In this embodiment, the feature extraction module includes a BN layer, a convolution layer, a ReLU layer combination and n series-connected group convolution modules, and performs feature extraction on the input data through the BN layer, the convolution layer, the ReLU layer combination and the n series-connected group convolution modules. The feature fusion module comprises a pooling layer, a Flatten layer and a full-connection layer, wherein the output of the pooling layer is unfolded into one-dimensional fusion vectors through the Flatten layer, and the unfolded one-dimensional fusion vectors pass through the full-connection layer to obtain feature vectors.
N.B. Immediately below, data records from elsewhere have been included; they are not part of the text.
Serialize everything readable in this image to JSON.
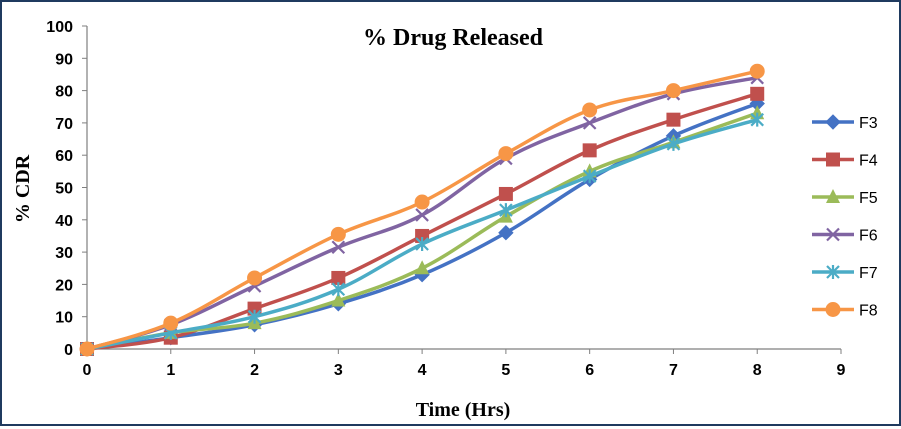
{
  "chart_data": {
    "type": "line",
    "title": "% Drug Released",
    "xlabel": "Time (Hrs)",
    "ylabel": "% CDR",
    "x": [
      0,
      1,
      2,
      3,
      4,
      5,
      6,
      7,
      8
    ],
    "xlim": [
      0,
      9
    ],
    "ylim": [
      0,
      100
    ],
    "xticks": [
      0,
      1,
      2,
      3,
      4,
      5,
      6,
      7,
      8,
      9
    ],
    "yticks": [
      0,
      10,
      20,
      30,
      40,
      50,
      60,
      70,
      80,
      90,
      100
    ],
    "grid": false,
    "legend": "right",
    "series": [
      {
        "name": "F3",
        "color": "#4472C4",
        "marker": "diamond",
        "values": [
          0,
          3.5,
          7.5,
          14,
          23,
          36,
          52.5,
          66,
          76
        ]
      },
      {
        "name": "F4",
        "color": "#C0504D",
        "marker": "square",
        "values": [
          0,
          3.5,
          12.5,
          22,
          35,
          48,
          61.5,
          71,
          79
        ]
      },
      {
        "name": "F5",
        "color": "#9BBB59",
        "marker": "triangle",
        "values": [
          0,
          5,
          8,
          15,
          25,
          41,
          55,
          64,
          73
        ]
      },
      {
        "name": "F6",
        "color": "#8064A2",
        "marker": "x",
        "values": [
          0,
          7.5,
          19.5,
          31.5,
          41.5,
          59,
          70,
          79,
          84
        ]
      },
      {
        "name": "F7",
        "color": "#4BACC6",
        "marker": "asterisk",
        "values": [
          0,
          5,
          10,
          18.5,
          32.5,
          43,
          53.5,
          63.5,
          71
        ]
      },
      {
        "name": "F8",
        "color": "#F79646",
        "marker": "circle",
        "values": [
          0,
          8,
          22,
          35.5,
          45.5,
          60.5,
          74,
          80,
          86
        ]
      }
    ]
  }
}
In the above embodiment, the physiological signal data includes an electroencephalogram signal, an electrooculogram signal, a mandibular electromyogram signal, an electrocardiograph signal, a chest strap signal, an abdominal strap signal, a pulse wave signal, a leg movement signal, a snore signal, a pulse rate signal, a blood oxygen saturation signal, and an electrocardiographic RR interval signal.
In addition, the invention also discloses computer equipment which comprises a memory and a processor, wherein the memory is stored with a computer program, and the processor realizes the PSG data automatic analysis method when executing the computer program.
Furthermore, the present invention also discloses a computer storage medium, on which a computer program is stored, wherein the computer program is executed by a processor to implement the PSG data automatic analysis method as described above.
Based on the above, the method and the device for automatically analyzing the PSG data provided by the invention can greatly improve the efficiency of a doctor for analyzing the PSG signals of a patient all night, about three hours of manual analysis is originally needed, and the accuracy and the consistency of a human doctor can be achieved only by thirty seconds.
After clinical application, daily workload of doctors can be greatly relieved, the doctors have more energy to engage in diagnosis and scientific research work requiring more mental labor, the diagnosis efficiency of patients is greatly improved, and the diagnosis cost of the patients is reduced.
While the preferred embodiments of the present invention have been illustrated and described, it will be understood by those skilled in the art that various changes in form and details may be made therein without departing from the spirit and scope of the invention as defined by the appended claims.